- Loring circa 1848
- Born: April 14, 1803 Boston, U.S.
- Died: May 25, 1858 (aged 55) Boston, U.S.
- Education: Harvard College Harvard Law School
- Spouse: Louisa Gilman
- Children: Anna Loring Dresel

Signature

= Ellis Gray Loring =

American abolitionist lawyer (1803–1858)

Ellis Gray Loring (April 14, 1803 – May 24, 1858) was an American attorney, abolitionist, and philanthropist from Boston. He co-founded the New England Anti-Slavery Society, provided legal advice to abolitionists, harbored fugitive slaves in his home, and helped finance the abolitionist newspaper, the Liberator. Loring also mentored Robert Morris, who went on to become one of the first African-American attorneys in the United States.

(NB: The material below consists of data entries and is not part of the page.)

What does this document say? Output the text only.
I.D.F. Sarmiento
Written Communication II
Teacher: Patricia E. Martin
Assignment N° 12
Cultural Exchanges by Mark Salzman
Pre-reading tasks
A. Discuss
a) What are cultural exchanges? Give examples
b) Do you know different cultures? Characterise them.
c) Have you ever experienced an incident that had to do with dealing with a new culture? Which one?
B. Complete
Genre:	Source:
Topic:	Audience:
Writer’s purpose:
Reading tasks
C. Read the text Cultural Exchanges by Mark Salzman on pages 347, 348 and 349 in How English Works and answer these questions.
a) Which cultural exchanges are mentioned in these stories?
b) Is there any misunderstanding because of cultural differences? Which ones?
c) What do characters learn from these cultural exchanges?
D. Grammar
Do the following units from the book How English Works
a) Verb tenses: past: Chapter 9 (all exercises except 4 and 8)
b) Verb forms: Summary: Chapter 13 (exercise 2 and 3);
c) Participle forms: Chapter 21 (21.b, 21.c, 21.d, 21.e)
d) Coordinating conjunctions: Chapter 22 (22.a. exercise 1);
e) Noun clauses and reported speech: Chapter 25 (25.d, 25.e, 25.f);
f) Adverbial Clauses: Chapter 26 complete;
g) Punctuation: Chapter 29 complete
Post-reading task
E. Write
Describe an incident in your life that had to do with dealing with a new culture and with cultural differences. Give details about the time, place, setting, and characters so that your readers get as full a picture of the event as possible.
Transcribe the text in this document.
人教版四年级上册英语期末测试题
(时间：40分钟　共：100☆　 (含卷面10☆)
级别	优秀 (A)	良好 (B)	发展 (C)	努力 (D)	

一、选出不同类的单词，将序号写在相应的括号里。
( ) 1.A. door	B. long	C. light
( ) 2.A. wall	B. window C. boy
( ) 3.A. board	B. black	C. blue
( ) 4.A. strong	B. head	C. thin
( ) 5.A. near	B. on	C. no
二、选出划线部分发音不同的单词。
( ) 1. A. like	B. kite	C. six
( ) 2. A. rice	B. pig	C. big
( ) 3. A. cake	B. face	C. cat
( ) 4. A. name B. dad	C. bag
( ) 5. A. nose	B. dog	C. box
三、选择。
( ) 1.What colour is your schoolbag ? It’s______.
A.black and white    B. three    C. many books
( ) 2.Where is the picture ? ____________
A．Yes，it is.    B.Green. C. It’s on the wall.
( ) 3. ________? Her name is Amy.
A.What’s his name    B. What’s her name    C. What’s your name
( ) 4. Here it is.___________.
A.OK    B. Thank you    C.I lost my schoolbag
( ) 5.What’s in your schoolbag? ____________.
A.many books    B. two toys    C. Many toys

== Early life and career ==

Loring was born in Boston on April 14, 1803, to James Tyng Loring, a druggist, and Relief Faxon Cookson Loring. He attended the Boston Latin School, and was awarded the school's Franklin Medal for scholarship in 1819. He studied at Harvard, where he was a Phi Beta Kappa member. He was admitted to the Massachusetts bar in 1827, and went to work for the Western Railroad Company.

== Abolitionism ==

Loring initially believed that a policy of abolishing slavery gradually, rather than all at once, would attract more supporters to the abolitionist cause. William Lloyd Garrison persuaded him that "immediate and unconditional emancipation" was the only morally acceptable policy. On January 1, 1831, Loring was one of twelve abolitionists who gathered in the basement of the African Meeting House to found the New England Anti-Slavery Society. He and Oliver Johnson drafted the society's constitution. He was also a member of the financial committee that supported the abolitionist newspaper, the Liberator.

Along with David Lee Child and Samuel Edmund Sewall, Loring frequently provided legal advice to abolitionists. In 1836, to appease conservatives who were upset by local activists, Massachusetts governor Edward Everett proposed legislation that would have curtailed the free speech of abolitionists. Along with Garrison and Samuel Joseph May, Loring argued before the joint legislative committee appointed to consider the measure, and persuaded them it was unconstitutional. That same year, he and Sewall successfully argued before the Massachusetts Supreme Court in Commonwealth v. Aves that any slave who was brought to a free state by a slaveholder could not be forced to leave.

In the late 1830s, Loring hired a 15-year-old African-American youth named Robert Morris as a household servant. When Loring's regular copyist, a white youth, neglected his duties, Morris took over for him. Impressed with Morris's intellect, Loring tutored him in the law, and in 1847 presented him for admission to the Massachusetts bar. Morris was the second African American to practice law in Massachusetts, and frequently used his legal expertise in the cause of racial justice.

Loring was on the Amistad Committee, which organized legal and financial support for the captive Africans in United States v. The Amistad in 1841. He and Lewis Tappan visited the 72-year-old John Quincy Adams at his home and persuaded him to take the case.

After the Fugitive Slave Act of 1850 was passed, Loring joined the Boston Vigilance Committee and opened his home to fugitive slaves. Loring's home was one of the safehouses where Ellen Craft stayed when she was being pursued by Georgia slave catchers that October.

In 1851 he was one of the lawyers who defended Shadrach Minkins, a Boston resident who was arrested under the Fugitive Slave Act. When the legal team failed to get Minkins released, a group of activists stormed the courthouse and rescued him. With Richard Henry Dana Jr., Loring defended Robert Morris, Lewis Hayden, and John J. Smith in connection with the rescue.

== Personal life ==

A fifth great grandson of Thomas Loring the immigrant, Loring married Louisa Gilman in 1827. The couple had one child, Anna, who married the pianist and composer Otto Dresel in 1863. Anna's son, Ellis Loring Dresel, was a lawyer and diplomat who served as attaché to the U.S. embassy in Berlin. Louisa Loring was a member of the Boston Female Anti-Slavery Society.

A close friend of Ralph Waldo Emerson, Loring influenced Emerson's views on abolitionism and helped with the research for his 1844 address, Emancipation in the West Indies.

Loring died on May 24, 1858, after a brief illness. Three days later, William Lloyd Garrison and Wendell Phillips eulogized Loring at the New England Anti-Slavery Convention; their remarks were published in the Liberator. The poet John Greenleaf Whittier wrote a tribute to Loring, addressed to their mutual friend Lydia Maria Child.